# Inverse Fourier of Two-Pole Transfer Function

I would appreciate if someone could walk me through this derivation.

I have a transfer function in the frequency domain, which has two poles

$$\tilde{H}(\omega) = \Big(\frac{1}{1 + i \omega \tau_1}\Big)\Big(\frac{1}{1 + i \omega \tau_2}\Big)$$

For a single pole, the inverse Fourier transform is: $$\mathcal{F}^{-1}\Big\{\Big(\frac{\tau}{1 + i \omega \tau}\Big)\Big\} = \Theta(t) ~ e^{\displaystyle -\frac{t}{\tau}}$$

where $$\Theta(t)$$ is the Heaviside function since this is a causal filter. (See this answer.) I also plugged the above $$\tilde{H}$$ into Wolfram Alpha and got the expected result:

$$\mathcal{F}^{-1}\Big\{\tilde{H}(\omega)\Big\} = \frac{1}{\tau_2 - \tau_1} \Bigg( ~ e^{\displaystyle -\frac{t - t_d}{\tau_2}} - e^{\displaystyle -\frac{t - t_d}{\tau_1}} \Bigg)\Theta(t - t_d)$$

where $$t_d$$ is the time after which the causal filter is effective. I'm not sure if it's a reversal of integration limits, integration by parts, or simply some of the terms cancelling after integration and plugging in the limits that might be responsible for the subtraction.

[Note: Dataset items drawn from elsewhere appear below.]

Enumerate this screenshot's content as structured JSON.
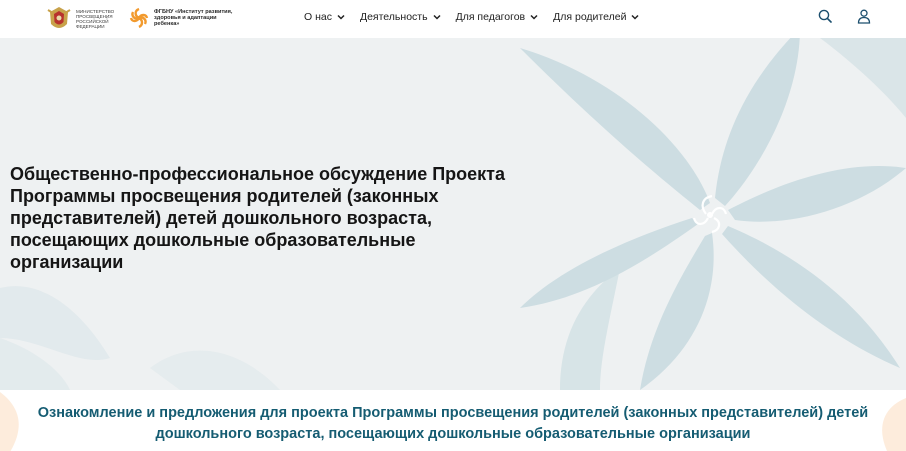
{
  "header": {
    "ministry_logo_text": "Министерство просвещения Российской Федерации",
    "institute_logo_text": "ФГБНУ «Институт развития, здоровья и адаптации ребенка»",
    "nav": [
      {
        "label": "О нас"
      },
      {
        "label": "Деятельность"
      },
      {
        "label": "Для педагогов"
      },
      {
        "label": "Для родителей"
      }
    ]
  },
  "hero": {
    "title": "Общественно-профессиональное обсуждение Проекта Программы просвещения родителей (законных представителей) детей дошкольного возраста, посещающих дошкольные образовательные организации"
  },
  "section": {
    "heading": "Ознакомление и предложения для проекта Программы просвещения родителей (законных представителей) детей дошкольного возраста, посещающих дошкольные образовательные организации"
  },
  "colors": {
    "hero_bg": "#eef1f2",
    "petals": "#c9dbe0",
    "heading_accent": "#155c72",
    "logo_orange": "#f29a2e"
  }
}
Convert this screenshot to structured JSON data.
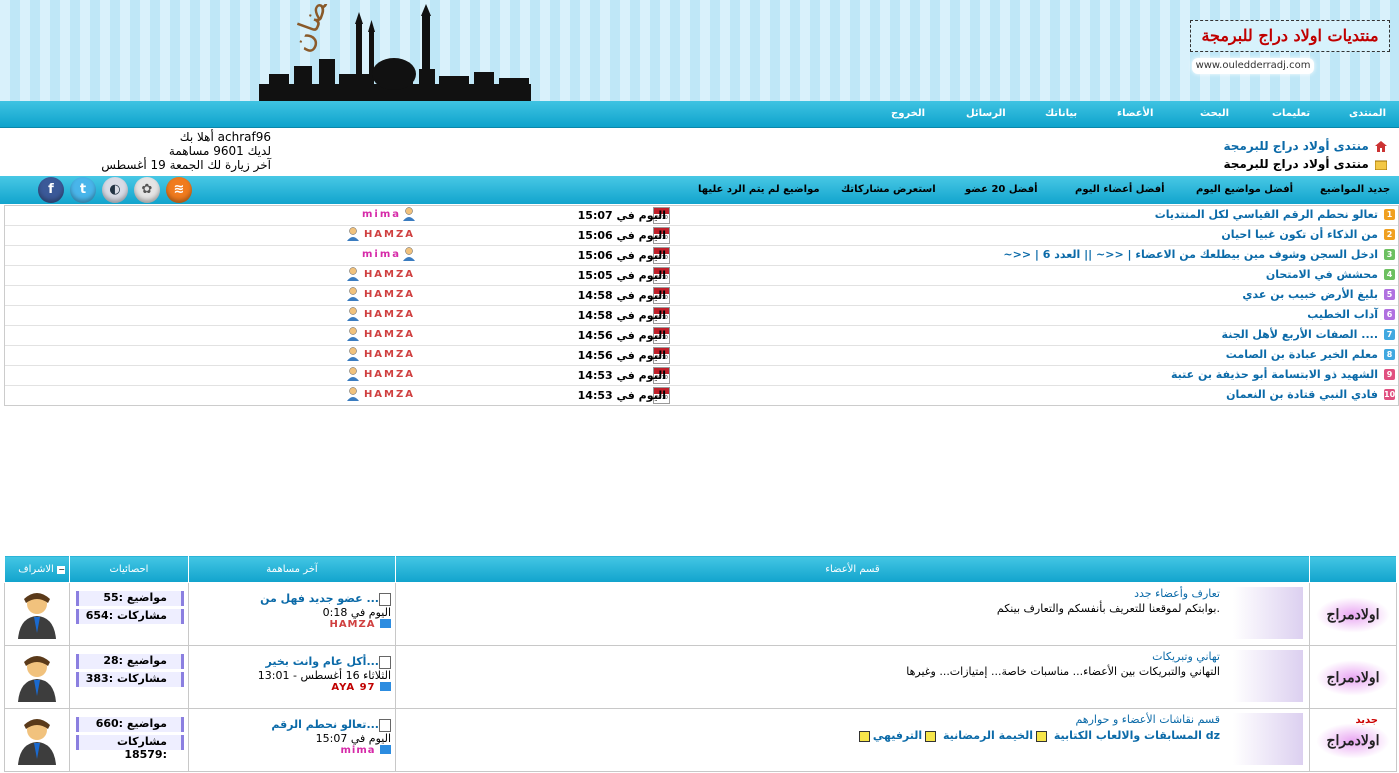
{
  "header": {
    "site_name": "منتديات اولاد دراج للبرمجة",
    "site_url": "www.ouledderradj.com"
  },
  "nav": {
    "items": [
      "المنتدى",
      "تعليمات",
      "البحث",
      "الأعضاء",
      "بياناتك",
      "الرسائل",
      "الخروج"
    ]
  },
  "breadcrumb": {
    "line1": "منتدى أولاد دراج للبرمجة",
    "line2": "منتدى أولاد دراج للبرمجة"
  },
  "user": {
    "greeting": "أهلا بك achraf96",
    "posts": "لديك 9601 مساهمة",
    "last_visit": "آخر زيارة لك الجمعة 19 أغسطس"
  },
  "toolbar": {
    "items": [
      "جديد المواضيع",
      "أفضل مواضيع اليوم",
      "أفضل أعضاء اليوم",
      "أفضل 20 عضو",
      "استعرض مشاركاتك",
      "مواضيع لم يتم الرد عليها"
    ]
  },
  "social": {
    "facebook": "f",
    "twitter": "t"
  },
  "recent": [
    {
      "num": "1",
      "color": "#f0a020",
      "title": "تعالو نحطم الرقم القياسي لكل المنتديات",
      "time": "اليوم في 15:07",
      "user": "mima",
      "ucolor": "#d62aa8"
    },
    {
      "num": "2",
      "color": "#f0a020",
      "title": "من الذكاء أن تكون غبيا احيان",
      "time": "اليوم في 15:06",
      "user": "HAMZA",
      "ucolor": "#d04040"
    },
    {
      "num": "3",
      "color": "#6cc060",
      "title": "~>> | ادخل السجن وشوف مين بيطلعك من الاعضاء | <<~ || العدد 6",
      "time": "اليوم في 15:06",
      "user": "mima",
      "ucolor": "#d62aa8"
    },
    {
      "num": "4",
      "color": "#6cc060",
      "title": "محشش في الامتحان",
      "time": "اليوم في 15:05",
      "user": "HAMZA",
      "ucolor": "#d04040"
    },
    {
      "num": "5",
      "color": "#b070e0",
      "title": "بليغ الأرض خبيب بن عدي",
      "time": "اليوم في 14:58",
      "user": "HAMZA",
      "ucolor": "#d04040"
    },
    {
      "num": "6",
      "color": "#b070e0",
      "title": "آداب الخطيب",
      "time": "اليوم في 14:58",
      "user": "HAMZA",
      "ucolor": "#d04040"
    },
    {
      "num": "7",
      "color": "#40a8e0",
      "title": "الصفات الأربع لأهل الجنة ....",
      "time": "اليوم في 14:56",
      "user": "HAMZA",
      "ucolor": "#d04040"
    },
    {
      "num": "8",
      "color": "#40a8e0",
      "title": "معلم الخير عبادة بن الصامت",
      "time": "اليوم في 14:56",
      "user": "HAMZA",
      "ucolor": "#d04040"
    },
    {
      "num": "9",
      "color": "#e05080",
      "title": "الشهيد ذو الابتسامة أبو حذيفة بن عتبة",
      "time": "اليوم في 14:53",
      "user": "HAMZA",
      "ucolor": "#d04040"
    },
    {
      "num": "10",
      "color": "#e05080",
      "title": "فادي النبي قتادة بن النعمان",
      "time": "اليوم في 14:53",
      "user": "HAMZA",
      "ucolor": "#d04040"
    }
  ],
  "forum": {
    "headers": {
      "section": "قسم الأعضاء",
      "last_post": "آخر مساهمة",
      "stats": "احصائيات",
      "moderation": "الاشراف"
    },
    "logo_text": "اولادمراج",
    "rows": [
      {
        "title": "تعارف وأعضاء جدد",
        "desc": "بوابتكم لموقعنا للتعريف بأنفسكم والتعارف بينكم.",
        "lp_title": "عضو جديد فهل من ...",
        "lp_time": "اليوم في 0:18",
        "lp_user": "HAMZA",
        "lp_ucolor": "#d04040",
        "topics": "مواضيع :55",
        "posts": "مشاركات :654"
      },
      {
        "title": "تهاني وتبريكات",
        "desc": "التهاني والتبريكات بين الأعضاء... مناسبات خاصة... إمتيازات... وغيرها",
        "lp_title": "أكل عام وانت بخير...",
        "lp_time": "الثلاثاء 16 أغسطس - 13:01",
        "lp_user": "AYA 97",
        "lp_ucolor": "#c00000",
        "topics": "مواضيع :28",
        "posts": "مشاركات :383"
      },
      {
        "title": "قسم نقاشات الأعضاء و حوارهم",
        "subs": [
          "المسابقات والالعاب الكتابية",
          "الخيمة الرمضانية",
          "الترفيهي dz"
        ],
        "lp_title": "تعالو نحطم الرقم...",
        "lp_time": "اليوم في 15:07",
        "lp_user": "mima",
        "lp_ucolor": "#d62aa8",
        "topics": "مواضيع :660",
        "posts": "مشاركات :18579",
        "badge": "جديد"
      }
    ]
  }
}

And I'm also not 100% sure how to work in the $$t_d$$ term.

• There should be a term $e^{-j\omega t_d}$ in the expression of your frequency response, otherwise there can't be any $t_d$ in the inverse transform. May 7, 2019 at 14:27
• Indeed! I had misplaced it. Thanks. May 7, 2019 at 14:47
• The subtraction part is due to partial fraction expansion which converts multiplication terms into addition of fractions. May 7, 2019 at 14:49

The comments to the question already hint at the solution, but I'll write it out.

$$\tilde{H}(\omega)$$ can converted from a product into a sum using Partial Fraction Expansion:

$$\tilde{H}(\omega) = \frac{1}{1 + i \omega \tau_1} \frac{1}{1 + i \omega \tau_2} = \frac{A}{1 + i \omega \tau_1} +\frac{B}{1 + i \omega \tau_2}$$

$$1 \omega ^0 + 0 \omega ^1 = A(1 + i \omega \tau_2) + B(1 + i \omega \tau_1)$$

Which gives $$\implies A + B = 1$$ and $$$$\begin{split} A i \omega \tau_2 + B + i \omega \tau_1 &= 0\\ (1 - B) \tau_2 + B \tau_1 &= 0\\ B(\tau_1 - \tau_2) &= -\tau_2\\ B = \frac{\tau_2}{\tau_2 - \tau_1} \end{split}$$$$

$$A = 1 - B = \frac{- \tau_1}{\tau_2 - \tau_1}$$

$$\tilde{H}(\omega) = \Big(\frac{1}{\tau_2 - \tau_1}\Big) \Big[ \frac{\tau_2}{1 + i \omega \tau_2} -\frac{\tau_1}{1 + i \omega \tau_1}\Big]$$
$$\tilde{H}(\omega)$$ also contains a term $$e^{-i\omega t_d}$$, so now for each of the terms in the sum above the inverse Fourier transform is:
$$\mathcal{F}^{-1}\Big\{\Big(\frac{\tau}{1 + i \omega \tau}\Big) e^{-i\omega t_d}\Big\} = \Theta(t) ~ e^{\displaystyle -\frac{t - t_d}{\tau}}$$